Penzias and Wilson ruled out every potential source of the extra radiation by conducting exhaustive tests. They pointed the antenna at New York City and determined that the interference was not caused by urbanization. Nor was it radiation from our galaxy or radio sources beyond our solar system.
They concluded that the issue might have been caused by the droppings of pigeons roosting in the horn-shaped antenna, devised a pigeon trap to remove the birds, and spent hours cleaning pigeon poo from the device.
During his early days at Bell Labs, Ivan Kaminow, a coworker of Penzias, jokingly remarked that Penzias and Wilson “looked for dung but discovered gold, which is exactly the opposite of most of us experience.” However, the background radiation persisted.
Therefore, Penzias and Wilson sought out theoretical explanations. Robert Dicke, a physicist at Princeton University, hypothesized around the same time that if the Big Bang theory created the world, low-level background radiation with a temperature of approximately 3 degrees Kelvin would exist throughout the universe.
Dicke had searched for evidence to support his theory before Penzias and Wilson contacted his lab. He traveled to Bell Labs and established that the unexplained radio signal was, in fact, cosmic background radiation — evidence of the Big Bang. Dicke shared his theoretical work with Bell Labs even as he revealed to his Princeton colleagues, “We’ve been scooped.”
Both groups simultaneously published their findings in Astrophysical Journal Letters. In 1978, Penzias and Wilson were awarded the Nobel Prize in Physics for their accidental discovery of the CMB.
NASA launched the Cosmic Microwave Background Explorer (COBE) satellite more than three decades later to explore the CMB in great detail, providing the first map examining the minute anomalies, or “ripples,” in the microwave background.
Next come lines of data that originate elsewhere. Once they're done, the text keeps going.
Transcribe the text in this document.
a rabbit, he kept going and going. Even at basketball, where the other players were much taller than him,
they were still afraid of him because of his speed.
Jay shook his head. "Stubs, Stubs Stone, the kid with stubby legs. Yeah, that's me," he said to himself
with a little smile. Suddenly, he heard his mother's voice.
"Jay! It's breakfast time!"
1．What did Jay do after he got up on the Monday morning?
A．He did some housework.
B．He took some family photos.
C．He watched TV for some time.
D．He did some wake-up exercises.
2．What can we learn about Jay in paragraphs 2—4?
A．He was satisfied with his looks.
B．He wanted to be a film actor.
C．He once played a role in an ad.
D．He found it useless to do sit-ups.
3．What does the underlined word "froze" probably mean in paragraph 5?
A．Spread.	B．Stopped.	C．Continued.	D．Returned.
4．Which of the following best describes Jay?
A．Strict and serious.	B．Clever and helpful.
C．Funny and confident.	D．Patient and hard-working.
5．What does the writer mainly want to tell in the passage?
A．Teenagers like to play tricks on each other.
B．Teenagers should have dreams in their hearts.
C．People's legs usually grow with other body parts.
In 1990, the Holmdel radio antenna was declared a National Historic Landmark. Even the humble pigeon trap has been preserved for posterity.
It is presently on permanent display in Washington, D.C., as part of the “Exploring the Universe” exhibit at the Smithsonian Institution’s National Air & Space Museum, which opened in September 2001.
And Penzias and Wilson went down in scientific history for a significant discovery that opened a window into the early universe, allowing astronomers and physicists to view the conditions that gave rise to the splendor of the current universe.